The NASD also is concerned about advertisements aimed at brokers suggesting that they target seniors for variable annuity sales, said John Gannon, associate vice president with NASD.
"A deferred variable annuity is a long-term investment" and wouldn't be appropriate for older investors who will need their money in the next six to eight years and have to pay a penalty, or "surrender charge," for early withdrawals, Gannon said.
Many experts advise investors to max out their 401(k) or other tax-deferred retirement plan before buying a variable annuity. A 401(k) gives investors a tax break up front, provides tax-deferred growth and often includes an employer match.
And now there's a new reason to hesitate before committing to a variable annuity: taxes.
Under the new tax law, investments held in taxable accounts gain an edge because the tax rates on dividend income and capital gains are capped at 15 percent.

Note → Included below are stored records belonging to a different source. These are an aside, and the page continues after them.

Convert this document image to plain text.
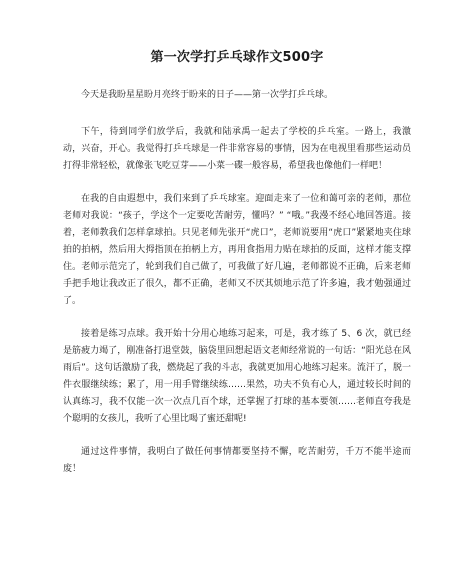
第一次学打乒乓球作文500字

今天是我盼星星盼月亮终于盼来的日子——第一次学打乒乓球。

下午，待到同学们放学后，我就和陆承禹一起去了学校的乒乓室。一路上，我激动，兴奋，开心。我觉得打乒乓球是一件非常容易的事情，因为在电视里看那些运动员打得非常轻松，就像张飞吃豆芽——小菜一碟一般容易，希望我也像他们一样吧！

在我的自由遐想中，我们来到了乒乓球室。迎面走来了一位和蔼可亲的老师，那位老师对我说：“孩子，学这个一定要吃苦耐劳，懂吗？” “哦。”我漫不经心地回答道。接着，老师教我们怎样拿球拍。只见老师先张开“虎口”，老师说要用“虎口”紧紧地夹住球拍的拍柄，然后用大拇指顶在拍柄上方，再用食指用力贴在球拍的反面，这样才能支撑住。老师示范完了，轮到我们自己做了，可我做了好几遍，老师都说不正确，后来老师手把手地让我改正了很久，都不正确，老师又不厌其烦地示范了许多遍，我才勉强通过了。

接着是练习点球。我开始十分用心地练习起来，可是，我才练了 5、6 次，就已经是筋疲力竭了，刚准备打退堂鼓，脑袋里回想起语文老师经常说的一句话：“阳光总在风雨后”。这句话激励了我，燃烧起了我的斗志，我就更加用心地练习起来。流汗了，脱一件衣服继续练；累了，用一用手臂继续练……果然，功夫不负有心人，通过较长时间的认真练习，我不仅能一次一次点几百个球，还掌握了打球的基本要领……老师直夸我是个聪明的女孩儿，我听了心里比喝了蜜还甜呢!

通过这件事情，我明白了做任何事情都要坚持不懈，吃苦耐劳，千万不能半途而废！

Annuity withdrawals remain taxed as ordinary income, so individuals can be taxed as much as 35 percent on investment gains.
The candidates best-suited to variable annuities are long-term, sophisticated investors in a high tax bracket now who expect to be in a low one later, MacNab said. Even then, they should stick to low-cost annuities that don't carry surrender charges, she advised.

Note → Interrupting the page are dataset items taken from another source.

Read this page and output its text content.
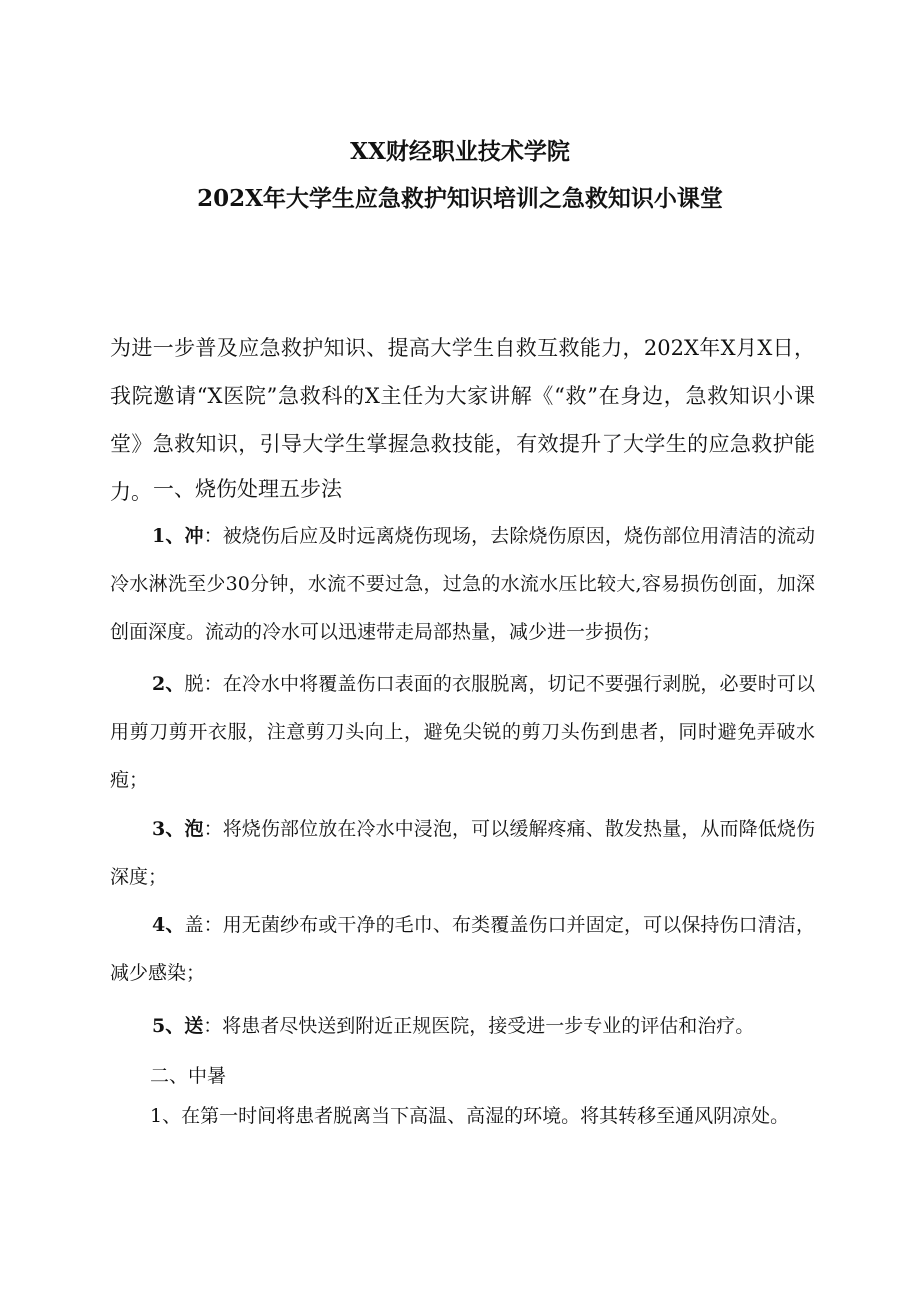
XX财经职业技术学院
202X年大学生应急救护知识培训之急救知识小课堂
为进一步普及应急救护知识、提高大学生自救互救能力，202X年X月X日，我院邀请“X医院”急救科的X主任为大家讲解《“救”在身边，急救知识小课堂》急救知识，引导大学生掌握急救技能，有效提升了大学生的应急救护能力。 一、烧伤处理五步法
1、冲：被烧伤后应及时远离烧伤现场，去除烧伤原因，烧伤部位用清洁的流动冷水淋洗至少30分钟，水流不要过急，过急的水流水压比较大,容易损伤创面，加深创面深度。流动的冷水可以迅速带走局部热量，减少进一步损伤；
2、脱：在冷水中将覆盖伤口表面的衣服脱离，切记不要强行剥脱，必要时可以用剪刀剪开衣服，注意剪刀头向上，避免尖锐的剪刀头伤到患者，同时避免弄破水疱；
3、泡：将烧伤部位放在冷水中浸泡，可以缓解疼痛、散发热量，从而降低烧伤深度；
4、盖：用无菌纱布或干净的毛巾、布类覆盖伤口并固定，可以保持伤口清洁，减少感染；
5、送：将患者尽快送到附近正规医院，接受进一步专业的评估和治疗。
二、中暑
1、在第一时间将患者脱离当下高温、高湿的环境。将其转移至通风阴凉处。
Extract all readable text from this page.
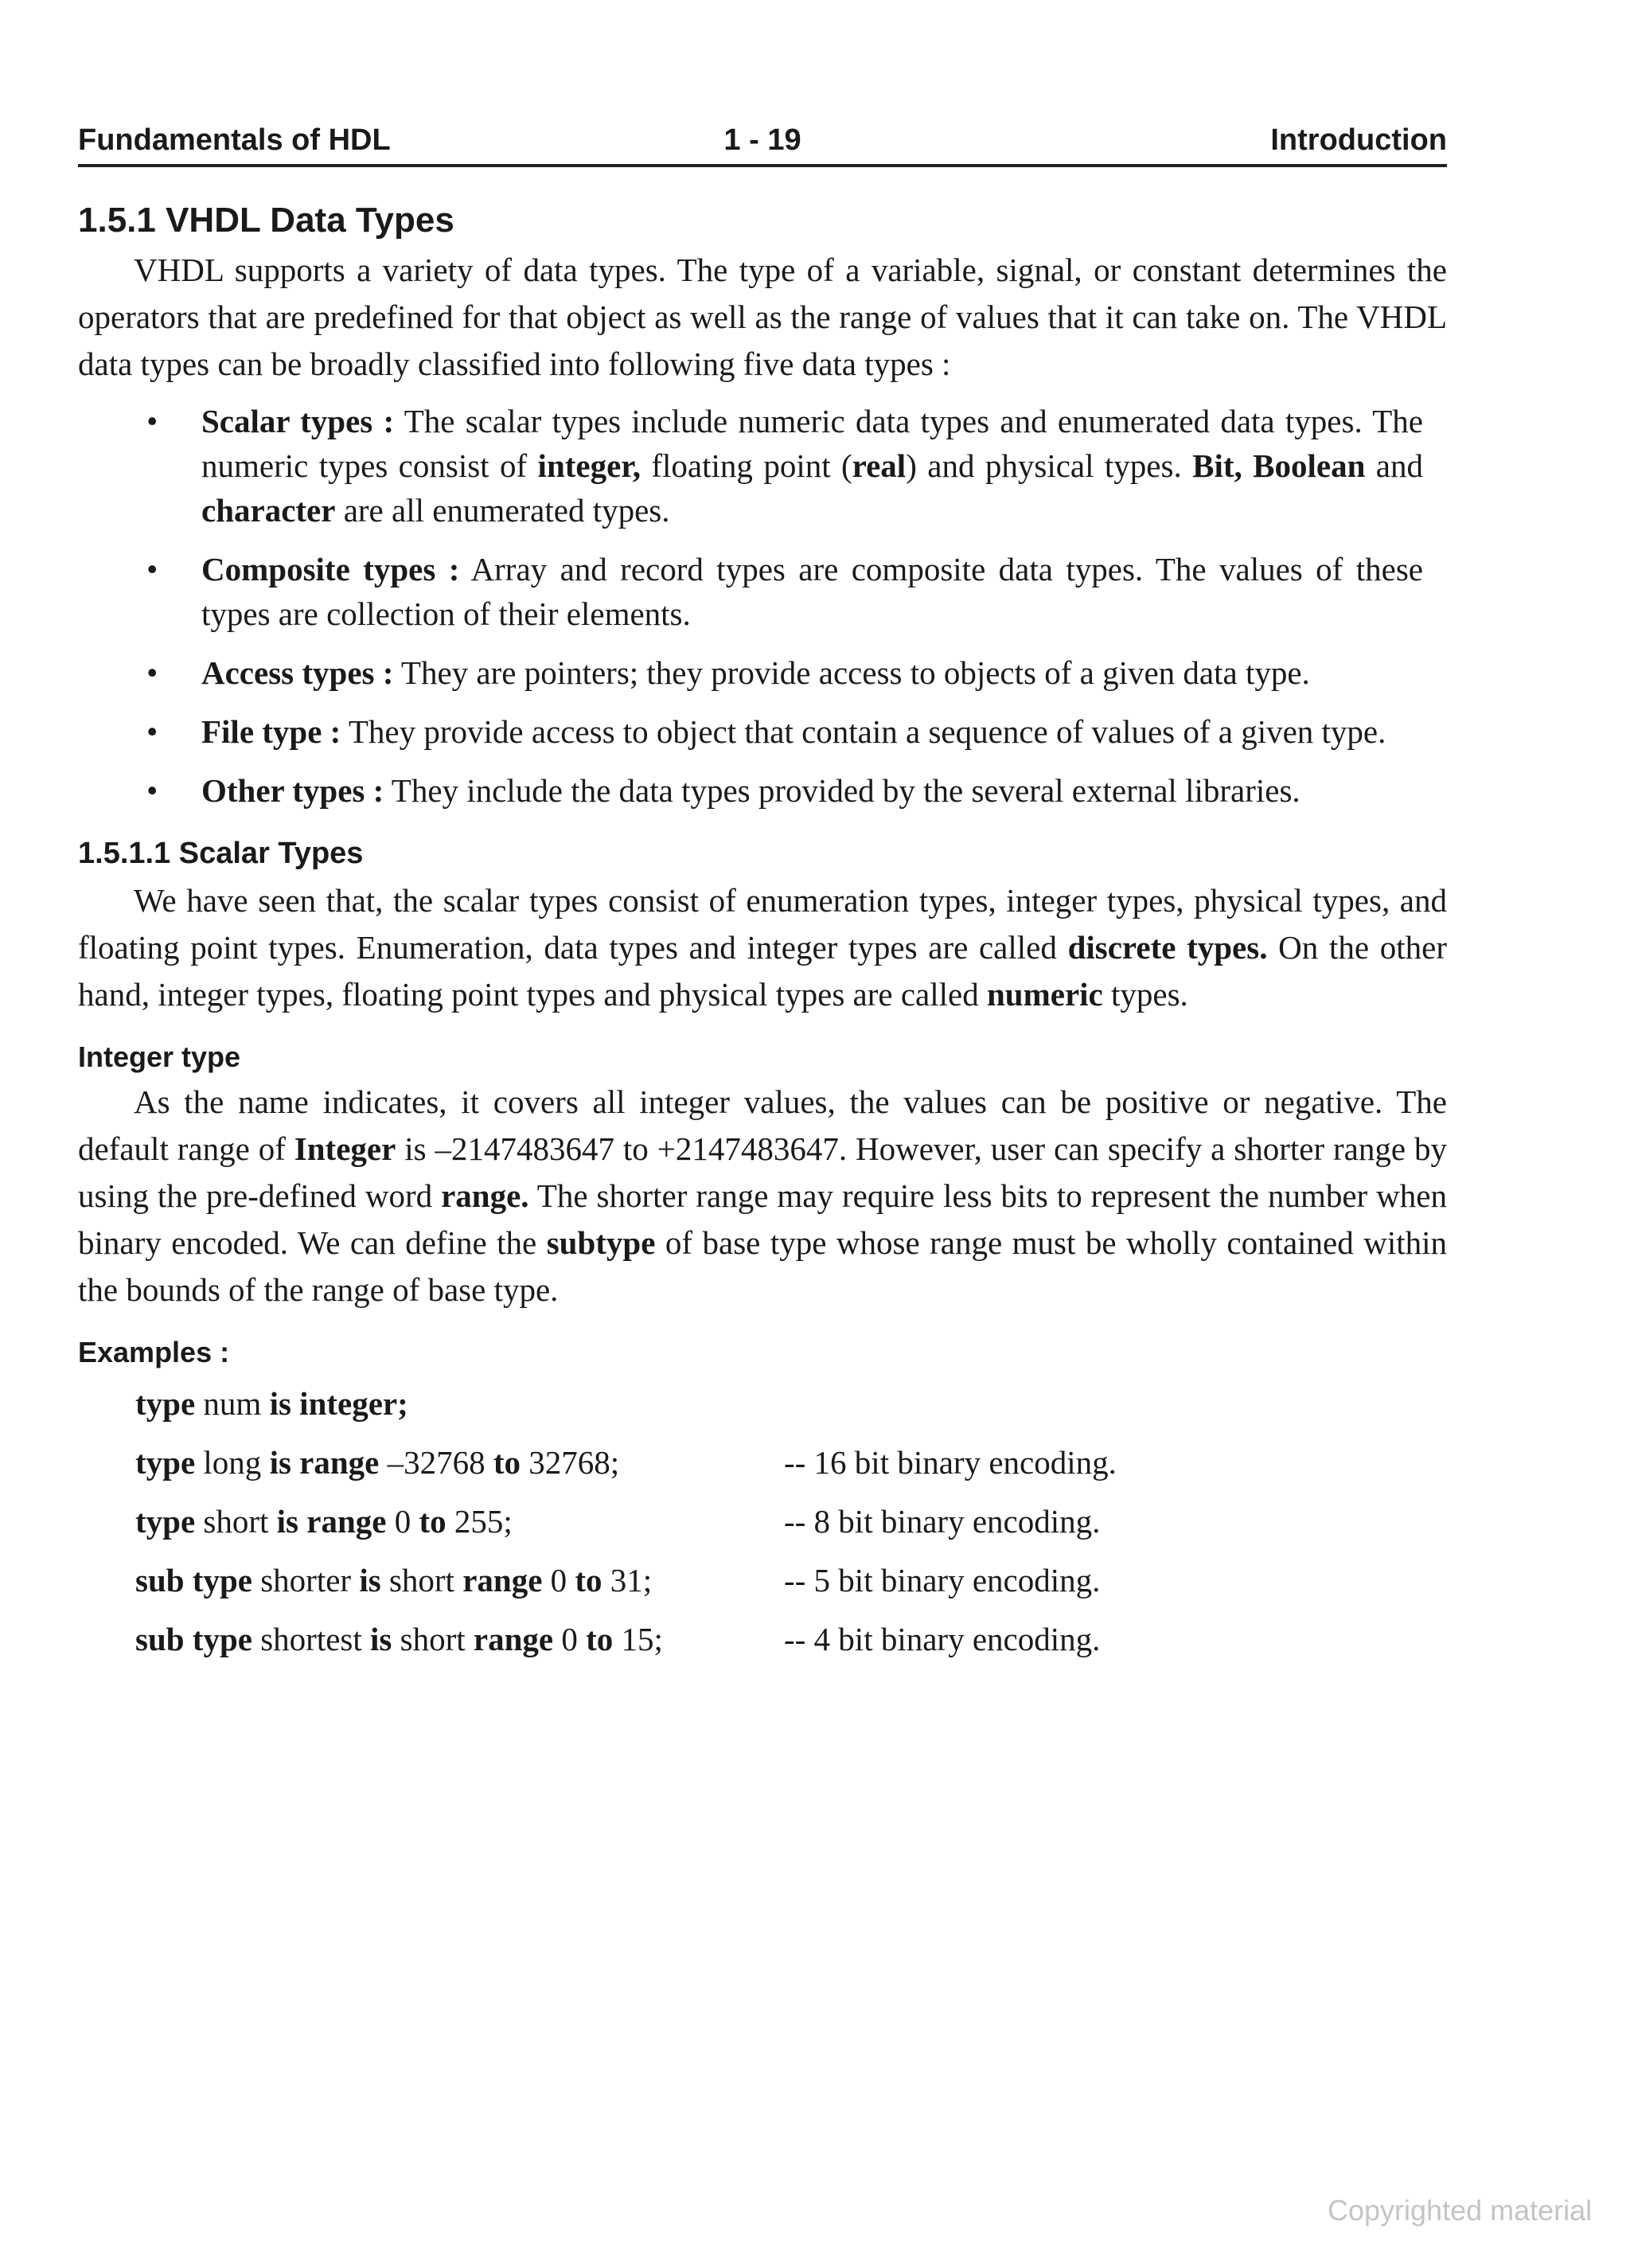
Fundamentals of HDL	1 - 19	Introduction
1.5.1 VHDL Data Types

VHDL supports a variety of data types. The type of a variable, signal, or constant determines the operators that are predefined for that object as well as the range of values that it can take on. The VHDL data types can be broadly classified into following five data types :

• Scalar types : The scalar types include numeric data types and enumerated data types. The numeric types consist of integer, floating point (real) and physical types. Bit, Boolean and character are all enumerated types.
• Composite types : Array and record types are composite data types. The values of these types are collection of their elements.
• Access types : They are pointers; they provide access to objects of a given data type.
• File type : They provide access to object that contain a sequence of values of a given type.
• Other types : They include the data types provided by the several external libraries.
1.5.1.1 Scalar Types

We have seen that, the scalar types consist of enumeration types, integer types, physical types, and floating point types. Enumeration, data types and integer types are called discrete types. On the other hand, integer types, floating point types and physical types are called numeric types.

Integer type

As the name indicates, it covers all integer values, the values can be positive or negative. The default range of Integer is –2147483647 to +2147483647. However, user can specify a shorter range by using the pre-defined word range. The shorter range may require less bits to represent the number when binary encoded. We can define the subtype of base type whose range must be wholly contained within the bounds of the range of base type.

Examples :
type num is integer;
type long is range –32768 to 32768;	-- 16 bit binary encoding.
type short is range 0 to 255;	-- 8 bit binary encoding.
sub type shorter is short range 0 to 31;	-- 5 bit binary encoding.
sub type shortest is short range 0 to 15;	-- 4 bit binary encoding.
Copyrighted material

And the best investments to hold in an annuity are those that are tax-inefficient, such as bonds and real estate investment trusts, said Robert Nestor, head of Vanguard Group's annuity and insurance services.
Other factors to consider:
Annuities are not liquid. Investors generally must keep their money in a variable annuity until age 59 1/2 . Early withdrawals trigger a 10 percent penalty, plus income taxes on gains.

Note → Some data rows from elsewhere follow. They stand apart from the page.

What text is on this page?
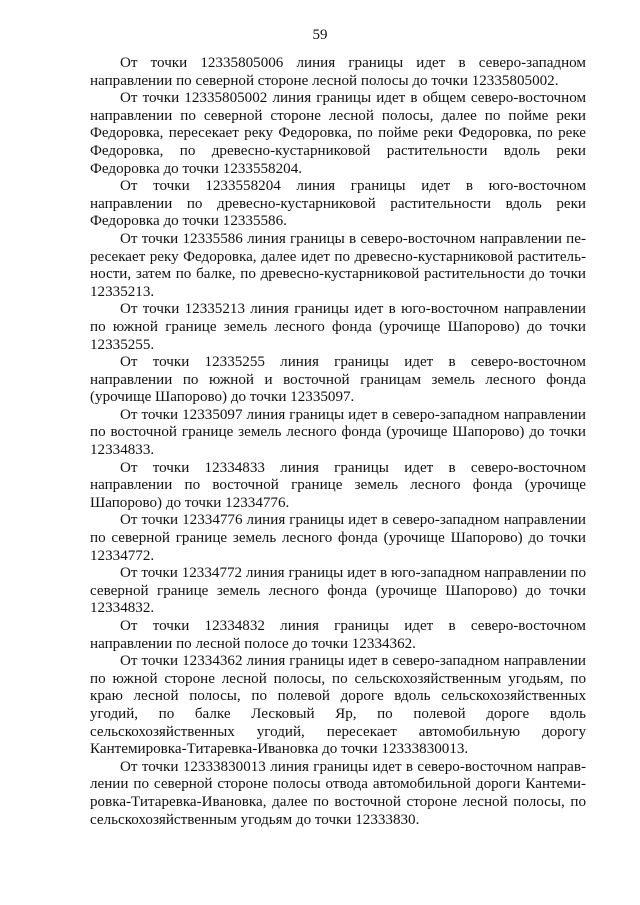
59

От точки 12335805006 линия границы идет в северо-западном направлении по северной стороне лесной полосы до точки 12335805002.

От точки 12335805002 линия границы идет в общем северо-восточном направлении по северной стороне лесной полосы, далее по пойме реки Федоровка, пересекает реку Федоровка, по пойме реки Федоровка, по реке Федоровка, по древесно-кустарниковой растительности вдоль реки Федоровка до точки 1233558204.

От точки 1233558204 линия границы идет в юго-восточном направлении по древесно-кустарниковой растительности вдоль реки Федоровка до точки 12335586.

От точки 12335586 линия границы в северо-восточном направлении пересекает реку Федоровка, далее идет по древесно-кустарниковой растительности, затем по балке, по древесно-кустарниковой растительности до точки 12335213.

От точки 12335213 линия границы идет в юго-восточном направлении по южной границе земель лесного фонда (урочище Шапорово) до точки 12335255.

От точки 12335255 линия границы идет в северо-восточном направлении по южной и восточной границам земель лесного фонда (урочище Шапорово) до точки 12335097.

От точки 12335097 линия границы идет в северо-западном направлении по восточной границе земель лесного фонда (урочище Шапорово) до точки 12334833.

От точки 12334833 линия границы идет в северо-восточном направлении по восточной границе земель лесного фонда (урочище Шапорово) до точки 12334776.

От точки 12334776 линия границы идет в северо-западном направлении по северной границе земель лесного фонда (урочище Шапорово) до точки 12334772.

От точки 12334772 линия границы идет в юго-западном направлении по северной границе земель лесного фонда (урочище Шапорово) до точки 12334832.

От точки 12334832 линия границы идет в северо-восточном направлении по лесной полосе до точки 12334362.

От точки 12334362 линия границы идет в северо-западном направлении по южной стороне лесной полосы, по сельскохозяйственным угодьям, по краю лесной полосы, по полевой дороге вдоль сельскохозяйственных угодий, по балке Лесковый Яр, по полевой дороге вдоль сельскохозяйственных угодий, пересекает автомобильную дорогу Кантемировка-Титаревка-Ивановка до точки 12333830013.

От точки 12333830013 линия границы идет в северо-восточном направлении по северной стороне полосы отвода автомобильной дороги Кантемировка-Титаревка-Ивановка, далее по восточной стороне лесной полосы, по сельскохозяйственным угодьям до точки 12333830.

Also, many variable annuities assess a surrender charge if investors bail out during the first six to eight years. Typically, the charge is 8 percent the first year, 7 percent the next year and so on until it disappears.
Check out fees. Annual fees for administration, insurance, investment management and special features vary widely. On the lower end is Vanguard's annuity, which charges 0.48 percent to 0.93 percent, depending on funds and insurance features selected. Other companies charge 2 percent or more, experts said.
"People may be paying for bells and whistles they don't need. Do you need long-term health insurance or do you need a principal protected feature?" Gannon said. "If you don't, why are you paying for it?"
Review bonus offers. You may be promised an up-front bonus if you buy an annuity. "Read the small print," MacNab said. The company may fund the bonus by charging higher fees, she said.
Making an exchange. If you're in a high-fee variable annuity and past the stage of surrender charges, it may make sense to switch to a low-cost annuity with no surrender charges, MacNab said.
Make sure the switch is in your best interest, not that of a commission-seeking sales person, experts said. Also, make sure you're not switched to an annuity that starts the time clock again on surrender charges, they said.
One deferral is enough. Putting an annuity into an individual retirement account doesn't make sense, experts said.
"Putting an annuity in an IRA is like staying indoors and putting on a raincoat and an umbrella to keep from getting wet," said Christopher Brown, a financial planner in Gaithersburg. "You already have the tax-deferral vehicle, which is the IRA."